I think I understand your situation here, and although I've dealt with UC from both sides for many years, I can't say I know the answer. But, do you plan on going back to work for the previous employer, or is this winter the start of yourself going out on your own?? I'd be careful with claiming UC if you're leaving the employer, and they know that you're plowing. They will receive a mailing every week that you claim.

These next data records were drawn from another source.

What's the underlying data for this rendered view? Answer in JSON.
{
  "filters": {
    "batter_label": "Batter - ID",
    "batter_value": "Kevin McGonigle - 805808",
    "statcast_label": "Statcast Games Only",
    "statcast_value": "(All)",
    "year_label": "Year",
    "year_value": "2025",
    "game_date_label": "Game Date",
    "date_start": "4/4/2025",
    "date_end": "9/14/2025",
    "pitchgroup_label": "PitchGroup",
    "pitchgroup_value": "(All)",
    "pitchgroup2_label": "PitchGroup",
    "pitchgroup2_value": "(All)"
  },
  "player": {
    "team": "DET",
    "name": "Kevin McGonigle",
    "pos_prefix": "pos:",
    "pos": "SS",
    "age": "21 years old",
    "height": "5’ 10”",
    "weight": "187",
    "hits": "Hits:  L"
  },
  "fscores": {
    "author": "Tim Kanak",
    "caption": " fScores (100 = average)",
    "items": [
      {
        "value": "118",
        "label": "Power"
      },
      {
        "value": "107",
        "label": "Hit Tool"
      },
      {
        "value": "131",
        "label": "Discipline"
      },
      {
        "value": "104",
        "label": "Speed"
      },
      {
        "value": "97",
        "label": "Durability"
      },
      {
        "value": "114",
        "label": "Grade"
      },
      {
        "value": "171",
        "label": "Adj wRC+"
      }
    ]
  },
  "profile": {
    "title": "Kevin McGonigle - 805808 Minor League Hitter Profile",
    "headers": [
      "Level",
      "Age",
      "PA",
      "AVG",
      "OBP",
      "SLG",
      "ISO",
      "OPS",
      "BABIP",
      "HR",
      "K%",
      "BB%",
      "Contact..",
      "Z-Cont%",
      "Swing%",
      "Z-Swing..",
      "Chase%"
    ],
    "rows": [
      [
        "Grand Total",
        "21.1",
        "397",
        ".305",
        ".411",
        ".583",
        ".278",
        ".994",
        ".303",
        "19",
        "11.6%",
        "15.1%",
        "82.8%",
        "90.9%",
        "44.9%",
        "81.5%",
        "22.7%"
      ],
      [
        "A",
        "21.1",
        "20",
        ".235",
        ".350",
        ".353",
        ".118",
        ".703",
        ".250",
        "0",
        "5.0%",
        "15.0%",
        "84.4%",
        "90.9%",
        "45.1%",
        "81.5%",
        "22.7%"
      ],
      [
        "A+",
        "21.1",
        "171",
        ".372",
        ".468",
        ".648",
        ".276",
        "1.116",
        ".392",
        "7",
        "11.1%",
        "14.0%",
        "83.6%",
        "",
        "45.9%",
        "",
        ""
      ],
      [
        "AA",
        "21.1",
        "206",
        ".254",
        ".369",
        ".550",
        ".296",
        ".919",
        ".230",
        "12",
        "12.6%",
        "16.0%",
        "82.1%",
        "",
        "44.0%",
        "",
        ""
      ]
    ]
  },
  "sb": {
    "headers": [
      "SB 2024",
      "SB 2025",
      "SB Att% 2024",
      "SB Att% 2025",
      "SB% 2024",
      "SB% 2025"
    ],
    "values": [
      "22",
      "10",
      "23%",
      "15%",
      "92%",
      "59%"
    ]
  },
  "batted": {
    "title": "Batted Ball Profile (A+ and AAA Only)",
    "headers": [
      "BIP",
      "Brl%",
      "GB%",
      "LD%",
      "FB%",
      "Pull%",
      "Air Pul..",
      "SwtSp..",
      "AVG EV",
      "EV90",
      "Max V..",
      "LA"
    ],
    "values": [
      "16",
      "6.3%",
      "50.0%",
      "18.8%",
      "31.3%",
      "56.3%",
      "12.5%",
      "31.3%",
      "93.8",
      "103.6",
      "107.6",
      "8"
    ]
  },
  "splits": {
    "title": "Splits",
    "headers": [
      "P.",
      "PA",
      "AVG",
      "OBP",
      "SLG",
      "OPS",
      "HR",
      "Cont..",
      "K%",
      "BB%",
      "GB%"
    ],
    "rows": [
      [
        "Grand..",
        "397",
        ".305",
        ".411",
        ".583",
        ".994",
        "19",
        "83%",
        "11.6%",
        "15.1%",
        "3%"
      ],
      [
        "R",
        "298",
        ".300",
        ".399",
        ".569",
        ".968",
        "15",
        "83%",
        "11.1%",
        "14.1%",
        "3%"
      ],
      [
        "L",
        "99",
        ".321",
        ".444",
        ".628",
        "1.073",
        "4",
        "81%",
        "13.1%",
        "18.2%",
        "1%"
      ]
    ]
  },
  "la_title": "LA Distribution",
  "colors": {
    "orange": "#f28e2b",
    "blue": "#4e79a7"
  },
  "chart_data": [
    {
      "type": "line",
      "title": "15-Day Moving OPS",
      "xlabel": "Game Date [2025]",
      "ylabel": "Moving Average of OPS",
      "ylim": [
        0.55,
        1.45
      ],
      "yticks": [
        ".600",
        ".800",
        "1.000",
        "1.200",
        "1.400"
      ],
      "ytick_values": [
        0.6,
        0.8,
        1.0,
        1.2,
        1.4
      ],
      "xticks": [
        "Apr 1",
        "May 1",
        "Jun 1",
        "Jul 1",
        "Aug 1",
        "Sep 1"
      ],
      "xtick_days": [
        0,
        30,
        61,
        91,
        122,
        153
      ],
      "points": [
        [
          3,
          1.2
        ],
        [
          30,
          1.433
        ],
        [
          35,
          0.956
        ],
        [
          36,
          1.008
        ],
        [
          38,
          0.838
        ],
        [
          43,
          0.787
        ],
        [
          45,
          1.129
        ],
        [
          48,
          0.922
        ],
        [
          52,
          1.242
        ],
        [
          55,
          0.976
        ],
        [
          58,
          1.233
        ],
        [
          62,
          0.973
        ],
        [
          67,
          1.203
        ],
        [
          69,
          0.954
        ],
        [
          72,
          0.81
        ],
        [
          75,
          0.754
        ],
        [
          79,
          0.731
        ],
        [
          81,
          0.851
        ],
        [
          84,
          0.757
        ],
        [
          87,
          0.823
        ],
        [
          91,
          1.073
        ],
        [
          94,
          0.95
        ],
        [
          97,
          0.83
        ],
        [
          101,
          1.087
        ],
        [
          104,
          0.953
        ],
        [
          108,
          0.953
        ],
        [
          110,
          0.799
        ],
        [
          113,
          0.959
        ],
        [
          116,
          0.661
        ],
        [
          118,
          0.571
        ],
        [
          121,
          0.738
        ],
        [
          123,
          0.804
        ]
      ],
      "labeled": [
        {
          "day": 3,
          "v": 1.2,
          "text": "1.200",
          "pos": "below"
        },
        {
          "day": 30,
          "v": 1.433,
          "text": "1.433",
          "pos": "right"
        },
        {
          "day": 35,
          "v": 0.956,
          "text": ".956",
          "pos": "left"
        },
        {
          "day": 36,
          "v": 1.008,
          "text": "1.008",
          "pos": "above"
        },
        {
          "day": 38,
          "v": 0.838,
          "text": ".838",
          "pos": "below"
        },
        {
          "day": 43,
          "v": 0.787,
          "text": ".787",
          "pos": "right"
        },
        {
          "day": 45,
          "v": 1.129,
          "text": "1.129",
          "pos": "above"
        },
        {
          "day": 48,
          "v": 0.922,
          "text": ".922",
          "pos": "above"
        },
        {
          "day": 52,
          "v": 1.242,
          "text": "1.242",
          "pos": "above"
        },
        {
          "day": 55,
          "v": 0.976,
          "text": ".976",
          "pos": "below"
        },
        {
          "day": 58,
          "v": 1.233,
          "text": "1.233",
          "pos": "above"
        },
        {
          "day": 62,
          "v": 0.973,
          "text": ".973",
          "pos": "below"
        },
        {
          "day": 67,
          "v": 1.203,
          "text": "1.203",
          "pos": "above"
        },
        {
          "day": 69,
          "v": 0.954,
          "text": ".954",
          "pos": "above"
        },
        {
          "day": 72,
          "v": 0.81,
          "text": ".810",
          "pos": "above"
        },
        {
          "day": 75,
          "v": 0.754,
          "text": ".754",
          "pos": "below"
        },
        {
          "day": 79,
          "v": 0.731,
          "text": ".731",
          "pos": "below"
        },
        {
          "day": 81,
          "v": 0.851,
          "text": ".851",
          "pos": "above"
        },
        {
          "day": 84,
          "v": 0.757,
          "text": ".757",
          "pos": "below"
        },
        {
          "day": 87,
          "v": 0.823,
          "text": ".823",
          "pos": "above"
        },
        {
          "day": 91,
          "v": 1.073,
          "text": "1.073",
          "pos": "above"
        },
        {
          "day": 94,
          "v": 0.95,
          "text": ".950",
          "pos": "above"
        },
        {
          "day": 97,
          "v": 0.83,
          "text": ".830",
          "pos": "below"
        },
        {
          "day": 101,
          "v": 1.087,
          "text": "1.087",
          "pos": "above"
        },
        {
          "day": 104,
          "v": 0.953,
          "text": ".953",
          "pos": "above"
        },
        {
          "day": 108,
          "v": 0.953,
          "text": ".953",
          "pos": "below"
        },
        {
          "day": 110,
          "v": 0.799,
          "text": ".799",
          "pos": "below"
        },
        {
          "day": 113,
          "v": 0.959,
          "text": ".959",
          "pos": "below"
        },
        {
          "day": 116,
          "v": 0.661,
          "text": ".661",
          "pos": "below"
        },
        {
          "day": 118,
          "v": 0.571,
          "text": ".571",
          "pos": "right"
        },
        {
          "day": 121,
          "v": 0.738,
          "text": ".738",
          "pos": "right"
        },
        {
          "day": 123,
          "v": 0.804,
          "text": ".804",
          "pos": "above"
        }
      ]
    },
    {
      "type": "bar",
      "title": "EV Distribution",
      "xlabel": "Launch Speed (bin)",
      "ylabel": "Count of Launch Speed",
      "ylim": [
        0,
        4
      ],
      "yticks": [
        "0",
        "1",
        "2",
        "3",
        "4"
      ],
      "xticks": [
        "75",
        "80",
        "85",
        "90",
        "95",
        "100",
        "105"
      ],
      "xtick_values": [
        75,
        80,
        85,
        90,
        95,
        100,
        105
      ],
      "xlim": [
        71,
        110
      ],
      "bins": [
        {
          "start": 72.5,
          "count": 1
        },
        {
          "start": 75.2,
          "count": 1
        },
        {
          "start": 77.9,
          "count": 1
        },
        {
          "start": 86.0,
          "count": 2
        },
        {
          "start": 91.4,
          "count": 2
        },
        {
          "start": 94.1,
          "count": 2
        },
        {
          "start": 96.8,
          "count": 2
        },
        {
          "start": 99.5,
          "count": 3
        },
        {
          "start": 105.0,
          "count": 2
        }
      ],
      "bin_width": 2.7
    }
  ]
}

In all honesty, just starting out, I'd look for a good local accountant. They will have answers to everything you will encounter pertaining to this, and will prove to save you more than they will cost you. Good luck.


----------



## Rc2505 (Feb 5, 2007)

No I am not saying at all you claim the whole 100 dollars as wages, but I am saying if you try and pay yourself minium wage but your collecting 100 dollars for the service you provided, you would be commiting fraud. I know you don't want to hear this, but figure out your actual costs. Once you have those figured out, claim everything above and beyond that as income. Almost every state has toll free tip lines to report UC fraud. If you get caught it won't be worth the extra few dollars you will have gained from not being honest.


----------



## shooterm (Feb 23, 2010)

I called again today to clear it up. I'm trying to avoid fraud with unemployment thats why I'm asking questions. Basically I still have to work with my employer if called(not a problem we work after the events very flexiable). Also I can deduct my costs but must claim profits. I must also claim assumed profits for the week if snowplowing even if I invoice at the end of the month. The lady surprised the crap out of me very friendly and informed(she must get alot of these questions). I'm not plowing this year for myself just trying to plan for the next winter. With any luck in a few years I wont have to hassle with unemployment benefits.


----------



## jomama45 (Dec 25, 2008)

Thanks for following up, that's interesting to know the approach. I was curious if they would consider the income at time of service or time of payment. :salute:


----------